American businesswoman (born 1949)

Lois D. Juliber (born 1949) is an American businesswoman.

==Early life and education==
Lois Juliber was born in Brooklyn, New York City in 1949. She grew up on Long Island. She graduated from Wellesley College in 1971 and received an MBA from Harvard Business School in 1973.

==Career==
Juliber worked for General Foods for fifteen years, and ended her career at the company as vice president. She joined Colgate-Palmolive in 1988 as a VP, and was appointed chief technology officer in 1992. She was promoted to executive vice president for Developed Markets in 1997, then chief operating officer in 2000, and finally vice chairman in 2004.

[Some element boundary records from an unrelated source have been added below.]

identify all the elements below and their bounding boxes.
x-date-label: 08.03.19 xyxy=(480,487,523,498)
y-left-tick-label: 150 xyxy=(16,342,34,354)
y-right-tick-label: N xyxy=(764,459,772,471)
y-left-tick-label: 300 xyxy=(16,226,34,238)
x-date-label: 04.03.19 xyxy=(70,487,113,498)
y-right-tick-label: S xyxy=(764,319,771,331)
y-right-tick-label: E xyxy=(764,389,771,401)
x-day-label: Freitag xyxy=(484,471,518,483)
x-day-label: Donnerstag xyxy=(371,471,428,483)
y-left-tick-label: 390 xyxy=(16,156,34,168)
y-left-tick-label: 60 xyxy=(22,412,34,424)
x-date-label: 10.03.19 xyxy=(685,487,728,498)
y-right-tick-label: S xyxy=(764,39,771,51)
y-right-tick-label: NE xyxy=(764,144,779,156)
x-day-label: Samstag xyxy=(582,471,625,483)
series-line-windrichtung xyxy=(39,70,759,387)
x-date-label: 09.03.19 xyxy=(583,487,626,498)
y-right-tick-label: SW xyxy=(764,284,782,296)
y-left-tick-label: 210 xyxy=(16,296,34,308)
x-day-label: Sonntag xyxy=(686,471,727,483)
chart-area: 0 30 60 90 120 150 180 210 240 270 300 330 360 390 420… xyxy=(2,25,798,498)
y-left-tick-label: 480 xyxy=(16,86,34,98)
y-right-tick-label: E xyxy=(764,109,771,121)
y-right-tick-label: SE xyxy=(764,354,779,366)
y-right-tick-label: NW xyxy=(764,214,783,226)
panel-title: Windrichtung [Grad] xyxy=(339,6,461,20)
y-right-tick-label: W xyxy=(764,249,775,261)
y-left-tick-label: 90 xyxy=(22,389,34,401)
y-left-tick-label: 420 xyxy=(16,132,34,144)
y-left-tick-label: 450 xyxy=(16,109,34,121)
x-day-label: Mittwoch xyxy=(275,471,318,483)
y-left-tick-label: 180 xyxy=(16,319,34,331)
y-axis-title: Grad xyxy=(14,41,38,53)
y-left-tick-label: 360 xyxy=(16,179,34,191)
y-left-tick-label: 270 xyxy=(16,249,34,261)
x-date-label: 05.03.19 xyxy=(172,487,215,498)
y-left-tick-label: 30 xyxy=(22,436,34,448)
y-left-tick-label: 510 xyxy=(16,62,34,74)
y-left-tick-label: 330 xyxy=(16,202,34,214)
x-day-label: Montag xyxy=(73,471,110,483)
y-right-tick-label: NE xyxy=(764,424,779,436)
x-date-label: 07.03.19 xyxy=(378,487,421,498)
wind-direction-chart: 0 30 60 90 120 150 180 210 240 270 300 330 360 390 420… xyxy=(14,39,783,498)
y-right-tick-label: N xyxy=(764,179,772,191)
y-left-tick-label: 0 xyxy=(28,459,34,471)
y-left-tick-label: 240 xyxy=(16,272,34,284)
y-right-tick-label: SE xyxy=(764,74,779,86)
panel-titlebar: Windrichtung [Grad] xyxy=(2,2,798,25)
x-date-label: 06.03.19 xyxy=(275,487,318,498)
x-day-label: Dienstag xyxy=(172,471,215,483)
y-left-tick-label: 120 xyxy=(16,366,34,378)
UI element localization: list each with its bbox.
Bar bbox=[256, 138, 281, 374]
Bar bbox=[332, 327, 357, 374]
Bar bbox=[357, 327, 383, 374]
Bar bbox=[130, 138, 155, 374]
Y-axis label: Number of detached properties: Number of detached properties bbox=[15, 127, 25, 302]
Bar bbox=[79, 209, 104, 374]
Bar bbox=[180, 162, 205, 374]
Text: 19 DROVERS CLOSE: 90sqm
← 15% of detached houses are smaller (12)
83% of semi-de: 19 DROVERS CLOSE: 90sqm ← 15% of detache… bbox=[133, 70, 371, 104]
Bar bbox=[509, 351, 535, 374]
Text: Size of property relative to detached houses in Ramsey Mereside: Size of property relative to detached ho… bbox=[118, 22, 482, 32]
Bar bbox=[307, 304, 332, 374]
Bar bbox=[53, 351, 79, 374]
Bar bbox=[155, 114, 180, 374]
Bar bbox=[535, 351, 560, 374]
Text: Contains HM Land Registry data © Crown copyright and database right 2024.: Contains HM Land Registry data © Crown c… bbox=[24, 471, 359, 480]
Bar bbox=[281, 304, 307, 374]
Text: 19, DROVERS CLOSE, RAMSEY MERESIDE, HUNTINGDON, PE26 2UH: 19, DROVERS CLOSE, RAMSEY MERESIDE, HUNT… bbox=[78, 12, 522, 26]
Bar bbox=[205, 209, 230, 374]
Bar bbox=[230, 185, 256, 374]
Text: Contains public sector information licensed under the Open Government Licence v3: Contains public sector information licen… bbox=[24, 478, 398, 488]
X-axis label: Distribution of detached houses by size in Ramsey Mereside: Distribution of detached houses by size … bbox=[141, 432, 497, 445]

She sits on the boards of directors of Goldman Sachs and Kraft Foods. She has sat on the board of DuPont.

==Philanthropy==
She serves as Chairman of the Mastercard Foundation. She is also a member of the boards of trustees of Wellesley College, Girls, Inc. and Women's World Banking. She is also a member of the President's Council at Olin College. She received the Financial Women's Association Woman of the Year Award in 1995, the Starlight Association Award for Corporate Leadership, and the American Advertising Foundation Award for Diversity Leadership.